All organizations are at significant risk to the insider threat because most have done little or nothing to prevent it. Sarbanes Oxley and the like have done no one a favor in propagating this view of controls. This is why I think a lot of organizations push back on complying with the PCI DSS, they abhor controls and want nothing to do with controls of any type. You hear arguments regarding the “stifling of creativity” and “make do work” which are nothing more than whining from people that have no clue as to why controls are needed.
I have documented in a previous post the three phases of a well structured control environment, so I will leave readers to review that for reference. Properly designed and implemented, internal controls make a big difference because if people know that someone is looking over their shoulder to ensure that their job is done properly, that in and of itself goes a long way to keeping everyone honest as well as minimizing operational errors.
However, just because you have controls does not mean that everything will go smoothly. A lot of organizations have a great control environment on paper, but do very little to ensure that it is executed as written. We see time and again organizations that talk a good game, but when you start looking at their operations, the control environment is a paper tiger because no one is enforcing those controls and the controls are being followed haphazardly, if at all.
Then there are the organizations that have never reviewed and streamlined their controls since the founding of the organization. These sorts of companies have created a controls monster. What has happened is that as the business encountered a new issue, a new control was placed on top of other controls to address the new threat. Over the years, all of these controls now keep a huge bureaucracy busy doing nothing but making sure that controls are controlled.
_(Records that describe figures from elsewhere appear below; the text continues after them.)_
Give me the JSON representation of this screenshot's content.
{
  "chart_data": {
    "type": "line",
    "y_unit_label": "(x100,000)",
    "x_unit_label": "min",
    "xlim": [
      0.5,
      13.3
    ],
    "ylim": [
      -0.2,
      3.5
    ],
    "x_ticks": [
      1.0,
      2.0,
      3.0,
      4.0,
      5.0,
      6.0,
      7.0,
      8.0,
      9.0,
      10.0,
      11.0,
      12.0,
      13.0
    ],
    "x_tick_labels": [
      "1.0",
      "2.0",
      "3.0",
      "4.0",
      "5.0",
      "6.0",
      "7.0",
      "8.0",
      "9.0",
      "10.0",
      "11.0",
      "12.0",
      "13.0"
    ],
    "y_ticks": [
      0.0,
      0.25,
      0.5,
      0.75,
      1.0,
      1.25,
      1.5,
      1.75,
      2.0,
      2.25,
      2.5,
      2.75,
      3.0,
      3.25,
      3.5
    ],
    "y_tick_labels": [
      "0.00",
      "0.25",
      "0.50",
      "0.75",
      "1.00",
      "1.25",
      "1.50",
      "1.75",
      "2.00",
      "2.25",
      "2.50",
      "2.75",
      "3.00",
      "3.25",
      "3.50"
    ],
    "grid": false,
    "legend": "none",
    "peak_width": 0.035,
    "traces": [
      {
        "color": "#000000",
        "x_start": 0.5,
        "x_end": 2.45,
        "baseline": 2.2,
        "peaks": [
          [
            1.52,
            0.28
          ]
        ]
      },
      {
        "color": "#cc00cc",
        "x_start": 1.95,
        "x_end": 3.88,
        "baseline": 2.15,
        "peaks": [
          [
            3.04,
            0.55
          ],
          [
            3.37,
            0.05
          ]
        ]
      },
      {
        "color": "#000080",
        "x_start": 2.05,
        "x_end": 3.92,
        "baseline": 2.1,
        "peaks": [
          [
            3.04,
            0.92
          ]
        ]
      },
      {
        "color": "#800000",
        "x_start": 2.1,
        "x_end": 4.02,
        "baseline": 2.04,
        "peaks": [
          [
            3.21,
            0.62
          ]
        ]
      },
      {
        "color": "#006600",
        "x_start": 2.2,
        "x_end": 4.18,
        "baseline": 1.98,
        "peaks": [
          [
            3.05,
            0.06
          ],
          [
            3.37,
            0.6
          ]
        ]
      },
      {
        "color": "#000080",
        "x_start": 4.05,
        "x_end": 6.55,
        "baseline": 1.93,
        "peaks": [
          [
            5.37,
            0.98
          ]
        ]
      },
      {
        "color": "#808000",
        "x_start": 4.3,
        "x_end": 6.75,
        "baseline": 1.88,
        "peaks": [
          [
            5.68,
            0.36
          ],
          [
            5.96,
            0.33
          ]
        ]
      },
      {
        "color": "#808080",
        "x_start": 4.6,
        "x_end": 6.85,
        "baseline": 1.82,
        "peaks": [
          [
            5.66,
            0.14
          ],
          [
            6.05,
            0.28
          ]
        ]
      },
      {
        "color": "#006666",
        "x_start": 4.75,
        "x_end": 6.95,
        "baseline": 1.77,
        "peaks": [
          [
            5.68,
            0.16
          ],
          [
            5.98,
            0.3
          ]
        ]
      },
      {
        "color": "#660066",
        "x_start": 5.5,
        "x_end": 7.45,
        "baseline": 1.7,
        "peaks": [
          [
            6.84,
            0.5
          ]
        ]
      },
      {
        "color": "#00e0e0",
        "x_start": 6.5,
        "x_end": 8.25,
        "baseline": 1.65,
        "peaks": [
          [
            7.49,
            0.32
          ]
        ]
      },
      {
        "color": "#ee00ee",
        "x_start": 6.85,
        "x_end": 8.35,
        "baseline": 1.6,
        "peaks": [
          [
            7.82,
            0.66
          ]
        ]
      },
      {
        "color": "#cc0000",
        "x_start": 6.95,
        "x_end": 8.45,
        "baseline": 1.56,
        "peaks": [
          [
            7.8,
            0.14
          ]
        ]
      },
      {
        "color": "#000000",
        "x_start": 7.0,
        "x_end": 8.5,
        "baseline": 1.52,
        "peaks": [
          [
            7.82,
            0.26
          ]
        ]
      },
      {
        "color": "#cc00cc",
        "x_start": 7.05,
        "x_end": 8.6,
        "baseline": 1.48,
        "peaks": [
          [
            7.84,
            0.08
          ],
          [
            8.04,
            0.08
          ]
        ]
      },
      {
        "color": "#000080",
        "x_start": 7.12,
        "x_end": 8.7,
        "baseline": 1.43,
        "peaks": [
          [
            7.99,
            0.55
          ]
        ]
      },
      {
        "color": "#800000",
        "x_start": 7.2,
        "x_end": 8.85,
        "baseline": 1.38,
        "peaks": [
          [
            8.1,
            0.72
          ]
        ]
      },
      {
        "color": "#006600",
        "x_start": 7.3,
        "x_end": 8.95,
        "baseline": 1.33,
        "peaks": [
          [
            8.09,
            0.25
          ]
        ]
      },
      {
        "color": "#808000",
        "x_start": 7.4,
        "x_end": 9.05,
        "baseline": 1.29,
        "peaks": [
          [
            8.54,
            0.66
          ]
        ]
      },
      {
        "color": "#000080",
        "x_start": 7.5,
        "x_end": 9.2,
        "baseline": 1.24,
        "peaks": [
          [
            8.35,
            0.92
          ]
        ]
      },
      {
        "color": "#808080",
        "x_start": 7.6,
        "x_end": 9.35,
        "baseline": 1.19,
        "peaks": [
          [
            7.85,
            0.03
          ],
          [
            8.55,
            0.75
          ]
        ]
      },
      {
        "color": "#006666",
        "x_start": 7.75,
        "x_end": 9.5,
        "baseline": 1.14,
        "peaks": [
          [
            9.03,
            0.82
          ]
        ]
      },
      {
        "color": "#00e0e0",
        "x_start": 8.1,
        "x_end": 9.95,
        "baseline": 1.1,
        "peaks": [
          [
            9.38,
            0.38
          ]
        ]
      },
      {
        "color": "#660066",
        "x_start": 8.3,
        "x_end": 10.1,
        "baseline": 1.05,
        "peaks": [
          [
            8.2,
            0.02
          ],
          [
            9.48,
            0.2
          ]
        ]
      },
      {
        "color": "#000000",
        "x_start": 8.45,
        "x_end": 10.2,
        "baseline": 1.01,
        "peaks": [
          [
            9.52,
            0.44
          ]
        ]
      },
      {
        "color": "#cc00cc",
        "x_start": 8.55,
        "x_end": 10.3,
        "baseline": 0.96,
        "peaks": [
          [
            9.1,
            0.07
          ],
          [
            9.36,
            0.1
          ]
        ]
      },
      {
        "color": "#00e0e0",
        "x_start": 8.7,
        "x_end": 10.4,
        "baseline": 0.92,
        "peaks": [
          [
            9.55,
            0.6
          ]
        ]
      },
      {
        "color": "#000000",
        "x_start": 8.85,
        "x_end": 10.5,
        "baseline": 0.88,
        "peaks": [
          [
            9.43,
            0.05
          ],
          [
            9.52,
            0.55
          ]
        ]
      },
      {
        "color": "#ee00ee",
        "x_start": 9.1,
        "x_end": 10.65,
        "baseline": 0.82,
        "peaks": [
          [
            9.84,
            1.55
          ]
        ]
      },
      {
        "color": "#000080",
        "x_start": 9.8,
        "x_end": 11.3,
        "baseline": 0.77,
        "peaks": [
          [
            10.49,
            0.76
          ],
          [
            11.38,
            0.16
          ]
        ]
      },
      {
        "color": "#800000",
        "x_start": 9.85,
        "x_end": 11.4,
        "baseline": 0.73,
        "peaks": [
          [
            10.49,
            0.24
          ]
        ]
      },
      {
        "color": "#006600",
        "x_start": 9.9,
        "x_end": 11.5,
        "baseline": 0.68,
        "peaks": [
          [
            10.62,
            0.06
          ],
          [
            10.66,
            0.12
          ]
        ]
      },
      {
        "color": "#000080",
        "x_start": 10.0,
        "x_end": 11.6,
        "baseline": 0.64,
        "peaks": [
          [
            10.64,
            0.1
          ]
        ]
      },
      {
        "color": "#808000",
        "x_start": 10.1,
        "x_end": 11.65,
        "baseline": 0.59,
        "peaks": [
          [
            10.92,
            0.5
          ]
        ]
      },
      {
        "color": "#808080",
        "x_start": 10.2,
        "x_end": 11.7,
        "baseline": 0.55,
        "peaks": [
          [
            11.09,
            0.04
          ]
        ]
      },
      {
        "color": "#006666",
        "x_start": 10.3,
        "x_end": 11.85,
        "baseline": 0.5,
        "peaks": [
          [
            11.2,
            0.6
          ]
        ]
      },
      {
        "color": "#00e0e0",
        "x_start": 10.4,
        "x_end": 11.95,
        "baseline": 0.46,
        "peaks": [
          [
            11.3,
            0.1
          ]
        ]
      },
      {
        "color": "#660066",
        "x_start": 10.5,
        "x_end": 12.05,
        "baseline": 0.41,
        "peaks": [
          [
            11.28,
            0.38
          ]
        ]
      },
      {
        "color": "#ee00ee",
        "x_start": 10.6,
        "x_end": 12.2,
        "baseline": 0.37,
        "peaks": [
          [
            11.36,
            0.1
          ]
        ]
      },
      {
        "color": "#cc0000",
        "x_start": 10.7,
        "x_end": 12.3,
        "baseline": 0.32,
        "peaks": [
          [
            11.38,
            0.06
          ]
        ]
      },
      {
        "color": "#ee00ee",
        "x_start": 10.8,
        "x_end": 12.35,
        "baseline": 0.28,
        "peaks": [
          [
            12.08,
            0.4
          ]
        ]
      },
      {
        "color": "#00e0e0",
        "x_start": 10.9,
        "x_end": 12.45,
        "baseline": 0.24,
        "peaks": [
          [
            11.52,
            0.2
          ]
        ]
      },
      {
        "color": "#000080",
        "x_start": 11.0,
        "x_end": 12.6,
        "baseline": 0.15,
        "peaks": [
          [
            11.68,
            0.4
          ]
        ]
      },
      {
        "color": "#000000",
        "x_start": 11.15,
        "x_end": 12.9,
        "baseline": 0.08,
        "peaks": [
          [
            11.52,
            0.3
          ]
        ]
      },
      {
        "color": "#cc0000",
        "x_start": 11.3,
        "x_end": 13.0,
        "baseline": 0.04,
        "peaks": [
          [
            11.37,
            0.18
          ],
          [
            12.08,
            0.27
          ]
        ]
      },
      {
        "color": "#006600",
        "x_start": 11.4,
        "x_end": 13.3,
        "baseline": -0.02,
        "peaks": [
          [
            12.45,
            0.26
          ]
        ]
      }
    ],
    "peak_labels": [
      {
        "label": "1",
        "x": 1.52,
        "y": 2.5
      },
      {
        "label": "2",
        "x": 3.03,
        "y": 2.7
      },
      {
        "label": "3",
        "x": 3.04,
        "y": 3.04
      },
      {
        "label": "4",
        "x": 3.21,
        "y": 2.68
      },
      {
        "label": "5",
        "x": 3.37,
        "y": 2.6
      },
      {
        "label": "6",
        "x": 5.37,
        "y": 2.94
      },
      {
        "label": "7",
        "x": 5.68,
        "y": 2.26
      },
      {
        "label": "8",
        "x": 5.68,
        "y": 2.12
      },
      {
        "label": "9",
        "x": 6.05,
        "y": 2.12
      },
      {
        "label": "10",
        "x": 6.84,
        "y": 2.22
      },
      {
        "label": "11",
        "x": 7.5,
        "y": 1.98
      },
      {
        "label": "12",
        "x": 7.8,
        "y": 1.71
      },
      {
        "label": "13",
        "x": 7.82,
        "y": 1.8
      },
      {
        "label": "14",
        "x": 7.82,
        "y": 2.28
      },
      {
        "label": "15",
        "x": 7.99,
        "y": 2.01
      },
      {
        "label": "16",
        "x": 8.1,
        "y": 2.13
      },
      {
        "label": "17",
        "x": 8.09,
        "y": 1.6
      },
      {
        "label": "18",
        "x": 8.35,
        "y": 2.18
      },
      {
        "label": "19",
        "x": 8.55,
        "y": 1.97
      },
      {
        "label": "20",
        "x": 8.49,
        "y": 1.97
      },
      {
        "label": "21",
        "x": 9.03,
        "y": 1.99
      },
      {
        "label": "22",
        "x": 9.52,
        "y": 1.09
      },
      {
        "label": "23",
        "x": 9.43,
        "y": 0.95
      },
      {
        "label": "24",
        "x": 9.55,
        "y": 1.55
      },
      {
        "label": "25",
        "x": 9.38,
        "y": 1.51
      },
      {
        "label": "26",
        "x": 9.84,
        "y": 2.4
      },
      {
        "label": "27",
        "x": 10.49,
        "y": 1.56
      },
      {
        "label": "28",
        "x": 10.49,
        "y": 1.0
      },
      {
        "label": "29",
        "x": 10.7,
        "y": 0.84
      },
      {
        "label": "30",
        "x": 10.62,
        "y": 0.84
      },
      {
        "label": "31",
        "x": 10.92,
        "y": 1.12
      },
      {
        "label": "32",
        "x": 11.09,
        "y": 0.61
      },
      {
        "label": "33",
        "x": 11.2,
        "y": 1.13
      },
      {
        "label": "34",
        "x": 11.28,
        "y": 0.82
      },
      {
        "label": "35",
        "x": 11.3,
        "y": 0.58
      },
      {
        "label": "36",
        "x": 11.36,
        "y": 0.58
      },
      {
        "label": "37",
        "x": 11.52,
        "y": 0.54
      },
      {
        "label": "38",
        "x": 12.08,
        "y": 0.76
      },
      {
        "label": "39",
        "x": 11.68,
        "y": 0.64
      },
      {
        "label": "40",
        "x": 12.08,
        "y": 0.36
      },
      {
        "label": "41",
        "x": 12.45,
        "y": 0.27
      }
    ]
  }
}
While some of this problem can be laid at the feet of management, it is not entirely all their fault. Custom and packaged application developers have only recently started implementing security and controls into their software that allow the level of granularity necessary to meet SOX, PCI and other security requirements. In most cases, security has always existed in applications, just not at the level necessary to properly ensure the security of sensitive information in today’s environment.
The lesson here is to ensure you have controls in place to ensure the security of your sensitive information. If your applications that process, store or transmit sensitive information do not have the capability to properly protect your sensitive information, then you need to create manual controls to fill in any gaps. Those manual controls need to have the ability to provide feedback so that if they begin to fail, someone is alerted to that fact and can step in and get the controls functioning again.